También es una visión miope, ya que el futuro económico de la ciudad depende de nuevas poblaciones que aporten ideas frescas, inicien negocios y revitalicen vecindarios que han sufrido desinversión. La pregunta para el Milwaukee moderno es si se comprometerá nuevamente a ser una comunidad acogedora o si permitirá que la tóxica furia antiinmigrante se endurezca más allá de las líneas del condado.

Milwaukee creció y prosperó cuando permitió que los inmigrantes encontraran un hogar y sumaran sus talentos al mosaico de la ciudad. Depende de los descendientes de aquellos primeros inmigrantes europeos honrar el espíritu que sus antepasados trajeron consigo a través del Atlántico. Ese espíritu consistía en hacer un hogar en una tierra extranjera, contribuir a la sociedad y garantizar que sus hijos tuvieran una oportunidad de prosperar.
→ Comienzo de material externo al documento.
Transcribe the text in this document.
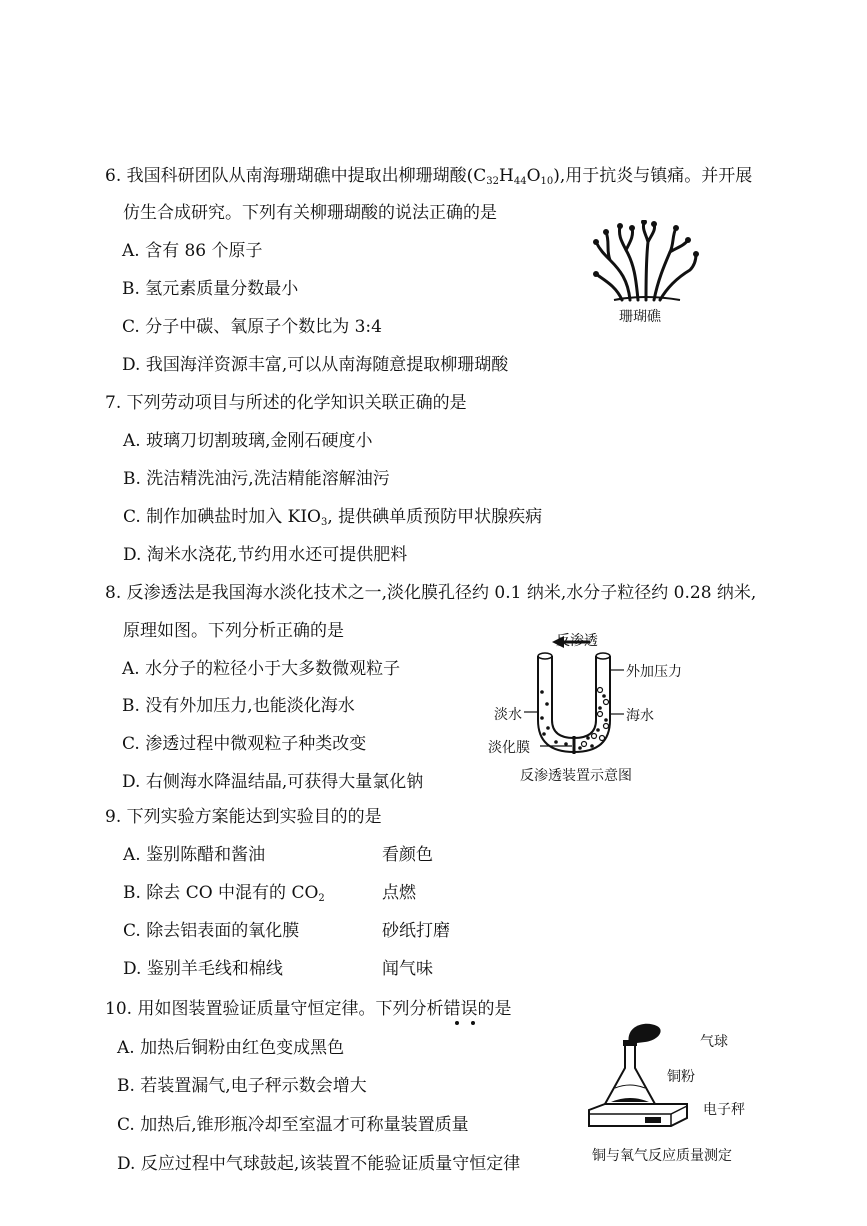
6. 我国科研团队从南海珊瑚礁中提取出柳珊瑚酸$(C_{32}H_{44}O_{10})$,用于抗炎与镇痛。并开展
仿生合成研究。下列有关柳珊瑚酸的说法正确的是
A. 含有 86 个原子
B. 氢元素质量分数最小
C. 分子中碳、氧原子个数比为 3:4
D. 我国海洋资源丰富,可以从南海随意提取柳珊瑚酸
珊瑚礁
7. 下列劳动项目与所述的化学知识关联正确的是
A. 玻璃刀切割玻璃,金刚石硬度小
B. 洗洁精洗油污,洗洁精能溶解油污
C. 制作加碘盐时加入 $KIO_3$, 提供碘单质预防甲状腺疾病
D. 淘米水浇花,节约用水还可提供肥料
8. 反渗透法是我国海水淡化技术之一,淡化膜孔径约 0.1 纳米,水分子粒径约 0.28 纳米,
原理如图。下列分析正确的是
A. 水分子的粒径小于大多数微观粒子
B. 没有外加压力,也能淡化海水
C. 渗透过程中微观粒子种类改变
D. 右侧海水降温结晶,可获得大量氯化钠
反渗透
外加压力
淡水	海水
淡化膜
反渗透装置示意图
9. 下列实验方案能达到实验目的的是
A. 鉴别陈醋和酱油	看颜色
B. 除去 CO 中混有的 $CO_2$	点燃
C. 除去铝表面的氧化膜	砂纸打磨
D. 鉴别羊毛线和棉线	闻气味
10. 用如图装置验证质量守恒定律。下列分析错误的是
A. 加热后铜粉由红色变成黑色
B. 若装置漏气,电子秤示数会增大
C. 加热后,锥形瓶冷却至室温才可称量装置质量
D. 反应过程中气球鼓起,该装置不能验证质量守恒定律
气球
铜粉
电子秤
铜与氧气反应质量测定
Si Milwaukee quiere seguir siendo fiel a su historia fundacional, debe rechazar la idea de que puede beneficiarse del trabajo y la cultura inmigrante mientras niega a los inmigrantes la oportunidad de integrarse y desarrollarse. Esa memoria, preservada en los sótanos de iglesias, centros comunitarios y árboles genealógicos, debería guiar la conversación de Milwaukee sobre las políticas migratorias.

En lugar de demonizar a quienes anhelan participar en el futuro de Milwaukee, la ciudad y sus áreas periféricas deberían defenderlos. Solo al honrar sus raíces inmigrantes puede Milwaukee renovar la promesa que una vez atrajo a tantas familias europeas a sus costas. Y solo entonces podrá superar la vergüenza de rechazar a quienes, como tantos antes que ellos, simplemente quieren llamar hogar a Milwaukee.